I.10 Any player who arrives at the chessboard after the default time shall lose the game unless the arbiter decides otherwise. However, if the sealed move resulted in the conclusion of the game, that conclusion shall still apply.
I.11 If the regulations of an event specify that the default time is not zero, the following shall apply: If neither player is present initially, the player who has to reply to the sealed move shall lose all the time that elapses until he arrives, unless the regulations of an event specify or the arbiter decides otherwise.
I.12.1 If the envelope containing the sealed move is missing, the game shall continue from the adjourned position, with the clock times recorded at the time of adjournment. If the time used by each player cannot be re-established, the arbiter shall set the clocks. The player who sealed the move shall make the move he states he sealed on the chessboard.
I.12.2 If it is impossible to re-establish the position, the game shall be annulled and a new game shall be played.
I.13 If, upon resumption of the game, either player points out before making his first move that the time used has been incorrectly indicated on either clock, the error must be corrected. If the error is not then established the game shall continue without correction unless the arbiter decides otherwise.
I.14 The duration of each resumption session shall be controlled by the arbiter’s timepiece.
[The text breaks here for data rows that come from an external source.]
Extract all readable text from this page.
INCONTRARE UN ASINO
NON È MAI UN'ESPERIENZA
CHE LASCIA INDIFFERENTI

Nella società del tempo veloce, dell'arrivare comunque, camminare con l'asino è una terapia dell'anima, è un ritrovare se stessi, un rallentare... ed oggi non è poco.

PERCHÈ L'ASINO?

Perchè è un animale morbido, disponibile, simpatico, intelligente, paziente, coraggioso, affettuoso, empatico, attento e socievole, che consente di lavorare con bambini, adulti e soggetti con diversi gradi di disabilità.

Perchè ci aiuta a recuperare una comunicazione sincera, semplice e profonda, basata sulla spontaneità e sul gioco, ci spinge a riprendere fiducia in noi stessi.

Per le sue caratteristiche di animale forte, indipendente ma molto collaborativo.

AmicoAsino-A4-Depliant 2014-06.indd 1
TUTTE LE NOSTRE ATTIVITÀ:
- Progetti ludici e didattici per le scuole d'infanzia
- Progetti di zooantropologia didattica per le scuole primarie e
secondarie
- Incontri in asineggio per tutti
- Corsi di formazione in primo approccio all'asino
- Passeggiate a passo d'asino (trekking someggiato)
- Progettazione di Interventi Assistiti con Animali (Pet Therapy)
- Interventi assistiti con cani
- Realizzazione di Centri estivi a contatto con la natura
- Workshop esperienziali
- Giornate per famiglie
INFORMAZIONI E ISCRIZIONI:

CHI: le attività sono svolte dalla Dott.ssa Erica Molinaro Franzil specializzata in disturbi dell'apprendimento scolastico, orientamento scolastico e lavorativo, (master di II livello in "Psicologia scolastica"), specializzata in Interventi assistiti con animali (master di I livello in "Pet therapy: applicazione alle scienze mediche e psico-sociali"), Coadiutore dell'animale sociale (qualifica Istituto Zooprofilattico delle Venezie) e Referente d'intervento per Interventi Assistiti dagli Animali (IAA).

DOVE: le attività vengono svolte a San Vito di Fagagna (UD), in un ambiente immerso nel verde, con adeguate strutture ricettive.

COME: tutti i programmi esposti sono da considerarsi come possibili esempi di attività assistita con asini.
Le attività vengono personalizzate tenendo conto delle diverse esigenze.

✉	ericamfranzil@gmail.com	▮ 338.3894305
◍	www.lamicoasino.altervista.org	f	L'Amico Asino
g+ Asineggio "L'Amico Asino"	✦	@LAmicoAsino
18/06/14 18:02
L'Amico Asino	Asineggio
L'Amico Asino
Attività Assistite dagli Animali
The starting time shall be announced in advance.
The question doesn't indicate what context it's being asked in, but at least in the US (in USCF events), adjournments are generally not used because most tournaments are played using sudden-death time controls. This makes it easy to predict (at least approximately) when a round will end, because a player can't get an additional time period by completing a certain number of moves. Once the time period expires in a sudden-death time control, the game is over, regardless of how many moves have been made.